Byrd won the split decision. Trella had it for Byrd, 115-112.

“It took a lot of nerve for the state commissioner to have that much trust in me,” Trella said.

Trella has been covered with an avalanche of trust ever since. You don’t earn 64 more world title fights if you don’t get it right always.

“We take pride in what we do,” Trella said. “These guys work very hard to get to defend a title or fight for a title, and you’re going to have one-third of the say in how the result comes out. You owe it to them to be focused, to give them your undivided attention and to give them a fair score. There is a lot at stake for these guys.”

Trella brings an athlete’s mentality to ringside. He remembers playing football at Holy Cross, feeling the pregame butterflies, “and when you get that first hit, you’re OK. You just play the game.”

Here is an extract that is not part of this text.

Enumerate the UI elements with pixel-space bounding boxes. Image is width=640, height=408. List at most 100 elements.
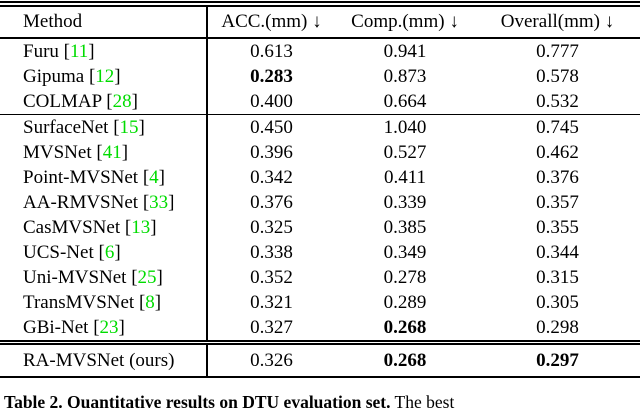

The same thing happens even outside the prize ring. Trella feels the nerves, too.

“I do, and I want to feel nervous,” he said. “You look around at the spotlights, the TV cameras, the anthem and all the celebrities in the crowd, and you realize that you are lucky to have this opportunity. It’s a little overwhelming, and you’re a little nervous. You’ve got to get it right. But when the bell rings, it’s just like any other fight I do. Every fight gets the same attention and the same focus.”

Humbled by the Hall of Fame honor, Trella quipped that this award may be “somebody trying to tell you that you’re still around, but you’re getting close to the end.”

But, he added, “Nobody gets here by themselves. You stand on a lot of shoulders when you get an honor like this, like your employer, boxing promoters and commissioners, and all the people that help you along the way.”